The Tallis Scholars made their 10th appearance Friday for the Friends of Chamber Music before an eager audience that filled the nave of the Cathedral of the Immaculate Conception to overflowing. This year marked the ensemble’s 40th anniversary of traveling the world as the premier performers of a cappella Renaissance music.
Leader and founder Peter Phillips conducted by indicating the line more than the tempo, never forwardly gestural yet always precise.
Though the concert was smack in the middle of holiday bustle, the ensemble eschewed works commenting on the birth of Jesus. Instead, the program featured exultant pieces celebrating moments of jubilation from Christian tradition, as well as works honoring the Virgin Mary and Mary Magdalene.
The purity of tone and clarity of diction throughout indicated the Scholars’ devotion to historic accuracy and stylistic artistry.
The first syllable of Tomás Luis de Victoria’s “Dum complerentur, dum ergo essent” struck like a bell: precise and resonant. From then on they brought forth singing of beauty, exquisite line and balance.

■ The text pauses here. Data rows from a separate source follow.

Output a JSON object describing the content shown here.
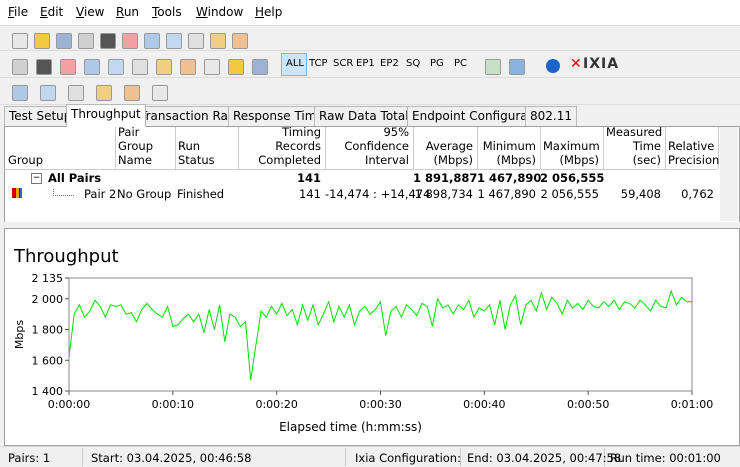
{
  "menu": [
    "File",
    "Edit",
    "View",
    "Run",
    "Tools",
    "Window",
    "Help"
  ],
  "toolbar": {
    "buttons": [
      "ALL",
      "TCP",
      "SCR",
      "EP1",
      "EP2",
      "SQ",
      "PG",
      "PC"
    ],
    "logo": "IXIA"
  },
  "tabs": [
    "Test Setup",
    "Throughput",
    "Transaction Rate",
    "Response Time",
    "Raw Data Totals",
    "Endpoint Configuration",
    "802.11"
  ],
  "table": {
    "columns": [
      "Group",
      "Pair Group Name",
      "Run Status",
      "Timing Records Completed",
      "95% Confidence Interval",
      "Average (Mbps)",
      "Minimum (Mbps)",
      "Maximum (Mbps)",
      "Measured Time (sec)",
      "Relative Precision"
    ],
    "rows": [
      {
        "group": "All Pairs",
        "records": "141",
        "average": "1 891,887",
        "minimum": "1 467,890",
        "maximum": "2 056,555"
      },
      {
        "group": "Pair 2",
        "pair_group_name": "No Group",
        "run_status": "Finished",
        "records": "141",
        "confidence": "-14,474 : +14,474",
        "average": "1 898,734",
        "minimum": "1 467,890",
        "maximum": "2 056,555",
        "measured_time": "59,408",
        "relative_precision": "0,762"
      }
    ]
  },
  "chart_data": {
    "type": "line",
    "title": "Throughput",
    "xlabel": "Elapsed time (h:mm:ss)",
    "ylabel": "Mbps",
    "grid": false,
    "xlim": [
      0,
      60
    ],
    "xticks": [
      {
        "value": 0,
        "label": "0:00:00"
      },
      {
        "value": 10,
        "label": "0:00:10"
      },
      {
        "value": 20,
        "label": "0:00:20"
      },
      {
        "value": 30,
        "label": "0:00:30"
      },
      {
        "value": 40,
        "label": "0:00:40"
      },
      {
        "value": 50,
        "label": "0:00:50"
      },
      {
        "value": 60,
        "label": "0:01:00"
      }
    ],
    "ylim": [
      1400,
      2135
    ],
    "yticks": [
      {
        "value": 1400,
        "label": "1 400"
      },
      {
        "value": 1600,
        "label": "1 600"
      },
      {
        "value": 1800,
        "label": "1 800"
      },
      {
        "value": 2000,
        "label": "2 000"
      },
      {
        "value": 2135,
        "label": "2 135"
      }
    ],
    "x": [
      0,
      0.5,
      1,
      1.5,
      2,
      2.5,
      3,
      3.5,
      4,
      4.5,
      5,
      5.5,
      6,
      6.5,
      7,
      7.5,
      8,
      8.5,
      9,
      9.5,
      10,
      10.5,
      11,
      11.5,
      12,
      12.5,
      13,
      13.5,
      14,
      14.5,
      15,
      15.5,
      16,
      16.5,
      17,
      17.5,
      18,
      18.5,
      19,
      19.5,
      20,
      20.5,
      21,
      21.5,
      22,
      22.5,
      23,
      23.5,
      24,
      24.5,
      25,
      25.5,
      26,
      26.5,
      27,
      27.5,
      28,
      28.5,
      29,
      29.5,
      30,
      30.5,
      31,
      31.5,
      32,
      32.5,
      33,
      33.5,
      34,
      34.5,
      35,
      35.5,
      36,
      36.5,
      37,
      37.5,
      38,
      38.5,
      39,
      39.5,
      40,
      40.5,
      41,
      41.5,
      42,
      42.5,
      43,
      43.5,
      44,
      44.5,
      45,
      45.5,
      46,
      46.5,
      47,
      47.5,
      48,
      48.5,
      49,
      49.5,
      50,
      50.5,
      51,
      51.5,
      52,
      52.5,
      53,
      53.5,
      54,
      54.5,
      55,
      55.5,
      56,
      56.5,
      57,
      57.5,
      58,
      58.5,
      59,
      59.5,
      60
    ],
    "series": [
      {
        "color": "#00e000",
        "values": [
          1620,
          1900,
          1960,
          1880,
          1920,
          1990,
          1950,
          1880,
          1960,
          1950,
          1960,
          1900,
          1910,
          1850,
          1930,
          1970,
          1930,
          1900,
          1880,
          1950,
          1820,
          1830,
          1870,
          1900,
          1850,
          1900,
          1780,
          1930,
          1800,
          1960,
          1720,
          1900,
          1880,
          1820,
          1850,
          1470,
          1700,
          1920,
          1880,
          1950,
          1900,
          1970,
          1890,
          1930,
          1830,
          1960,
          1860,
          1960,
          1830,
          1900,
          1980,
          1850,
          1950,
          1880,
          1960,
          1830,
          1920,
          1950,
          1900,
          1930,
          1980,
          1760,
          1920,
          1950,
          1880,
          1960,
          1930,
          1890,
          1970,
          1950,
          1820,
          2000,
          1940,
          1960,
          1900,
          1960,
          1930,
          1990,
          1880,
          1940,
          1920,
          1960,
          1830,
          1990,
          1800,
          1960,
          2020,
          1830,
          1960,
          1990,
          1920,
          2040,
          1930,
          2010,
          1970,
          1900,
          1990,
          1940,
          1970,
          1930,
          1990,
          1950,
          1940,
          1980,
          1950,
          1990,
          1930,
          1980,
          1970,
          1940,
          1990,
          1960,
          1920,
          1990,
          1950,
          1940,
          2050,
          1960,
          2010,
          1980,
          1980
        ]
      }
    ]
  },
  "status": [
    "Pairs: 1",
    "Start: 03.04.2025, 00:46:58",
    "Ixia Configuration:",
    "End: 03.04.2025, 00:47:58",
    "Run time: 00:01:00"
  ]
}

Victoria’s “Missa Gaudeamus” followed. The intricate work of imitative entrances and contrasting patterns created a heady, swirling motion completed by pristine cadences and delicate dynamic changes. The inner voices colored the harmonies, especially a brief, enticing trio section during the Gloria and the piercingly close chords of the Agnus Dei.

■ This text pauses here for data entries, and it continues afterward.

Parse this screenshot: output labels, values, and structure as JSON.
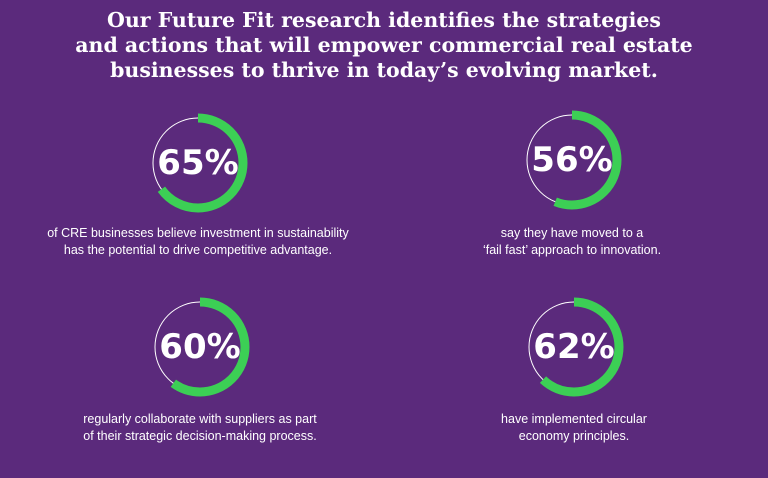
{
  "headline": {
    "lines": [
      "Our Future Fit research identifies the strategies",
      "and actions that will empower commercial real estate",
      "businesses to thrive in today’s evolving market."
    ]
  },
  "colors": {
    "background": "#5b2a7c",
    "accent": "#3ccf55",
    "track": "#ffffff"
  },
  "stats": [
    {
      "value": 65,
      "label": "65%",
      "caption": [
        "of CRE businesses believe investment in sustainability",
        "has the potential to drive competitive advantage."
      ]
    },
    {
      "value": 56,
      "label": "56%",
      "caption": [
        "say they have moved to a",
        "‘fail fast’ approach to innovation."
      ]
    },
    {
      "value": 60,
      "label": "60%",
      "caption": [
        "regularly collaborate with suppliers as part",
        "of their strategic decision-making process."
      ]
    },
    {
      "value": 62,
      "label": "62%",
      "caption": [
        "have implemented circular",
        "economy principles."
      ]
    }
  ]
}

The second portion started in a different vein with Philippe Verdelot’s reverent “Beata es Virgo Maria.” It was darker, slower, the staggered entrances creating a gentle pulse, contrasting to the rallying “Sint dicte grates Christos” with the depth and tonal nuance of an organ.
The 19th century selection was Anton Bruckner’s motet “Ave Maria.” The sopranos soared impressively and the full ensemble demonstrated a drastic and superb diminuendo on the “amen.” This was contrasted with Victoria’s “Ave Maria à 8,” set for two choirs of overlapping lines.
Two works by Francisco Guerrero completed the program. The sorrowful, continuous lines of “Usquequo, Domine” pleaded to God to cease suffering. Throughout, the voices emerged from the texture, only to fall back, becoming incorporated once again in this emotionally challenging work. The layered entrances of his “Maria Magdalene” offered a triumphant account of the risen Christ, with ecstatic “Alleluias” and rattling fortissimos.
For the encore, they chose John Tavener’s setting of William Blake’s “The Lamb.” With a startlingly different tone from all that had come before, it had a gentle quality of sculptural, chromatic movement and synced syllables.